Data Science and the need for collective law and ethics

Dr Jake Goldenfein (MLS) and Dr Sebastian Benthall (NYU) present their research on ‘Data science and the need for collective law and ethics’ in this event, co-hosted by The Centre for AI and Digital Ethics and the HMI project from the Australian National University.

Efforts to regulate businesses doing large-scale data processing typically have their basis in liberalism. Privacy and data protection, property rights in data, and consumer protection models work to protect or scaffold the autonomous decision-making capacities of the individual. We argue that these forms of regulation, and the ethics behind them, are largely incompatible with the techno-political and techno-economic dimensions of data science. Over the course of the 20th century, computer science, cognitive psychology, operations research, statistics and other fields, have converged on an understanding of utility-maximizing agency that, combined with a neoliberal legal configuration, guarantees the supremacy of private corporations over individuals that would know and defend their own individual interests. In particular, platforms, as data-processing businesses within the digital economy, have inverted the relationship between individuals and the market, making the former public and the latter private.

Speakers

Dr Jake Goldenfein
Melbourne Law School

Jake Goldenfein is a law and technology scholar at Melbourne Law School and an Associate Investigator in the ARC Centre of Excellence for Automated Decision-Making and Society. Prior to his appointment at MLS, he completed a postdoctoral fellowship at Cornell Tech, Cornell University, and was a lecturer at Swinburne Law School. Jake studies the regulation of surveillance; law in cyber-physical systems; the relationship between data science and legal theory; and platform governance.

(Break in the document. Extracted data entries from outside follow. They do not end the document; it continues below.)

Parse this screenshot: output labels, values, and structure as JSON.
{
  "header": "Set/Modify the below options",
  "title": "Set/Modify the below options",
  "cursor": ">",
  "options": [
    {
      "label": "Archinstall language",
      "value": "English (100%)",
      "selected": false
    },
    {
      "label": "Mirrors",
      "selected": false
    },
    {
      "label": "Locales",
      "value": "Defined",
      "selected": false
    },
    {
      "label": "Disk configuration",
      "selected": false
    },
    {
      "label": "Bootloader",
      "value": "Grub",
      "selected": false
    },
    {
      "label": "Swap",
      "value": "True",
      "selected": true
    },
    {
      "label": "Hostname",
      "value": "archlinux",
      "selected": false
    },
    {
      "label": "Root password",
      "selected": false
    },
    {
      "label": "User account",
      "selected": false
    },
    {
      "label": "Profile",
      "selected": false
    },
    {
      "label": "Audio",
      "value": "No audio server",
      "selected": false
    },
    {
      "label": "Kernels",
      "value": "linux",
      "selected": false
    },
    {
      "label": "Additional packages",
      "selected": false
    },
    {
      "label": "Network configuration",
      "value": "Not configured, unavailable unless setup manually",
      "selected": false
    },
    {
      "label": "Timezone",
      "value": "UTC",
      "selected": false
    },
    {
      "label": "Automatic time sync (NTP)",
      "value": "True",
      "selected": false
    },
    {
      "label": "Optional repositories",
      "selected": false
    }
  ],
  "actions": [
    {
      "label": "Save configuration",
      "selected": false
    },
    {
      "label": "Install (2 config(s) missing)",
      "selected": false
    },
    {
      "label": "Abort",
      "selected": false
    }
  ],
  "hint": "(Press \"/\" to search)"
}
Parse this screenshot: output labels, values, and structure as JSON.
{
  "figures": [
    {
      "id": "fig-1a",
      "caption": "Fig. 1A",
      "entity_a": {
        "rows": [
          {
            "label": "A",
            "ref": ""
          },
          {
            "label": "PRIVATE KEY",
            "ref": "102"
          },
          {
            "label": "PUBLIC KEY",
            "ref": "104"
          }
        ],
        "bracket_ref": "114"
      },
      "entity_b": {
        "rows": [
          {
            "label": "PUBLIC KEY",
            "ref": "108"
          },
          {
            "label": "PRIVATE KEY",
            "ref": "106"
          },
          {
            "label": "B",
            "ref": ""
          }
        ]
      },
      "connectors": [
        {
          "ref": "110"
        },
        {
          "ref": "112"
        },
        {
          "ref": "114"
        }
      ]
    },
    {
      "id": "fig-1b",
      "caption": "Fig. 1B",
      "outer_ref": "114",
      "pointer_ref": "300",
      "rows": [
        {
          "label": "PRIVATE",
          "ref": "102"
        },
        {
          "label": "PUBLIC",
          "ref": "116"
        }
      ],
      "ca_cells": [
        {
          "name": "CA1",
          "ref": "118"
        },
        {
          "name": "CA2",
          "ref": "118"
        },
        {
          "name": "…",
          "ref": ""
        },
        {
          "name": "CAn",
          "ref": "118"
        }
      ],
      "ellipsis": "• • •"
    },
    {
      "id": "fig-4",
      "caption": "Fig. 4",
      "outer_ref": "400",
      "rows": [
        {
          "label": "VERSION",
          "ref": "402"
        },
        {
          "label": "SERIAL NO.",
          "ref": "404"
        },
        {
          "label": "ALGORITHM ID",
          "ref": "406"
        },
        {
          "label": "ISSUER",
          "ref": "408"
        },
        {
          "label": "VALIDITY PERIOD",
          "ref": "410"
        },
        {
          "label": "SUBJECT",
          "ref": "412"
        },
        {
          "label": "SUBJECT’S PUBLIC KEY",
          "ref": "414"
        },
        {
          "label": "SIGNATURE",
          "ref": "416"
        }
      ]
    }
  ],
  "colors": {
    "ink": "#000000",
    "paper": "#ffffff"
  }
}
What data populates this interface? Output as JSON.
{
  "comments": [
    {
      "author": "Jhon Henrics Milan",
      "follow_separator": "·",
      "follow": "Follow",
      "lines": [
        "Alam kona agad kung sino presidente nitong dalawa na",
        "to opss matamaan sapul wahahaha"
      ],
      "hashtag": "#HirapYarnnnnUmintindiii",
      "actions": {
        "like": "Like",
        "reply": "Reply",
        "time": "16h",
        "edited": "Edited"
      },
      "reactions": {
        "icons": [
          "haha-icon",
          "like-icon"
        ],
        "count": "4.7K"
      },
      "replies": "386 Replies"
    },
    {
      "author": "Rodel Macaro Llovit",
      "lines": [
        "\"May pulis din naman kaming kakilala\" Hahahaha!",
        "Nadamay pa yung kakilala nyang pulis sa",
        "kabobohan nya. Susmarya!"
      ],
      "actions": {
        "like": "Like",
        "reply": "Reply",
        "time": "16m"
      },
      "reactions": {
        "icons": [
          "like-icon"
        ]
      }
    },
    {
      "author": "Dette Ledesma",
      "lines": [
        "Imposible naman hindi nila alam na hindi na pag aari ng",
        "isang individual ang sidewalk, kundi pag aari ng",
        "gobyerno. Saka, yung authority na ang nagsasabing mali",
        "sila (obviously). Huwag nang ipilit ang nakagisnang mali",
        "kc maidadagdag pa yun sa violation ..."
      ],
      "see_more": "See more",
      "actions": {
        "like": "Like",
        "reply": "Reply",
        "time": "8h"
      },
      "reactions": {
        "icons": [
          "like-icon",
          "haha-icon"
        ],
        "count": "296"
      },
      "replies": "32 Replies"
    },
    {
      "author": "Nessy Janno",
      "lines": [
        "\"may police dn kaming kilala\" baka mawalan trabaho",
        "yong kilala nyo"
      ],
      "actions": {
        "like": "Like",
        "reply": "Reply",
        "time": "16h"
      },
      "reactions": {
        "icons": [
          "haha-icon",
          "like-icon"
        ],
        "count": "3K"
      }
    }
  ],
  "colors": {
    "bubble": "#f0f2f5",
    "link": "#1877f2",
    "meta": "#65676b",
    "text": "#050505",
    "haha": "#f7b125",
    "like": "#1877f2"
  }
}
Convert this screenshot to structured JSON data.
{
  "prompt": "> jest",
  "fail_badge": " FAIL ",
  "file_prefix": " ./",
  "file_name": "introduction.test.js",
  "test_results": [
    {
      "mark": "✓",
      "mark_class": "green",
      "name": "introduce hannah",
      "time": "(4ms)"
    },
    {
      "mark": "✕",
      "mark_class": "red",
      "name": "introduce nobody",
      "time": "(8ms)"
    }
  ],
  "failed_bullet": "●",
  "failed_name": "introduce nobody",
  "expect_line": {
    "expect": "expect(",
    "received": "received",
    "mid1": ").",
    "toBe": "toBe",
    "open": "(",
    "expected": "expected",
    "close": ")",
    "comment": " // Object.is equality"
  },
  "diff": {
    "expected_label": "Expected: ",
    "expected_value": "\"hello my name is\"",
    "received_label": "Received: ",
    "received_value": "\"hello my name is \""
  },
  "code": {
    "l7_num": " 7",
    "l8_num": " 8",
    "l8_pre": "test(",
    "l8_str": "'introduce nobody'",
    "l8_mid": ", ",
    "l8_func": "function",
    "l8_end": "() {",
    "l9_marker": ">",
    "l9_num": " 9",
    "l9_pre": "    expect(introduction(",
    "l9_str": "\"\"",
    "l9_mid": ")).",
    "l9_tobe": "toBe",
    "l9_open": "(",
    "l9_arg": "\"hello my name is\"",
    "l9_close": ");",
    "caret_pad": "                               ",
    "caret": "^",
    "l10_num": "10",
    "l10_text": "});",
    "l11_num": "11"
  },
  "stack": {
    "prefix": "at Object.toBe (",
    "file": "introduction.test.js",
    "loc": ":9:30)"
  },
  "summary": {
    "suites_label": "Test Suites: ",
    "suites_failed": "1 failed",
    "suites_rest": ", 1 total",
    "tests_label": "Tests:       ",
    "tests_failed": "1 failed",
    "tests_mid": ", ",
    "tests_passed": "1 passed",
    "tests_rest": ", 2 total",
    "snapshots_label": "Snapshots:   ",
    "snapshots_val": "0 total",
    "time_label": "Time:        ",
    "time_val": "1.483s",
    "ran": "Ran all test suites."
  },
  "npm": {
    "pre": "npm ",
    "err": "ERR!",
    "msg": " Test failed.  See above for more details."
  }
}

Associate Professor Tatiana Cutts
Melbourne Law School

Tatiana joined MLS from the London School of Economics in 2020. Her research spans law and technology, private law and legal theory. She has conducted extensive public-facing work on blockchain technology and cryptoassets, and is currently writing a book (“Artificial Justice”) on the relationship between algorithmic and human decision-making in matters of justice.

Tatiana is an Academic Fellow of the Honourable Society of the Inner Temple, and received her D.Phil, BCL and LLB from the University of Oxford.

Dr Sebastian Benthall
Research Fellow,  Information Law Institute, NYU

Sebastian Benthall is a Research Fellow at the Information Law Institute, NYU School of Law and a Research Engineer at Econ-Ark. He has a PhD from UC Berkeley’s School of Information. His research applies computational methods to questions about the political economy of information.

Professor Seth Lazar
Project Lead, HMI Project

Seth Lazar is an Australian philosopher and Professor of Philosophy at the Australian National University. He is also Head of the School of Philosophy. Lazar won the Frank Chapman Sharp Prize in 2011 "for the best unpublished monograph on the philosophy of war and peace". He is known for his research on defensive war.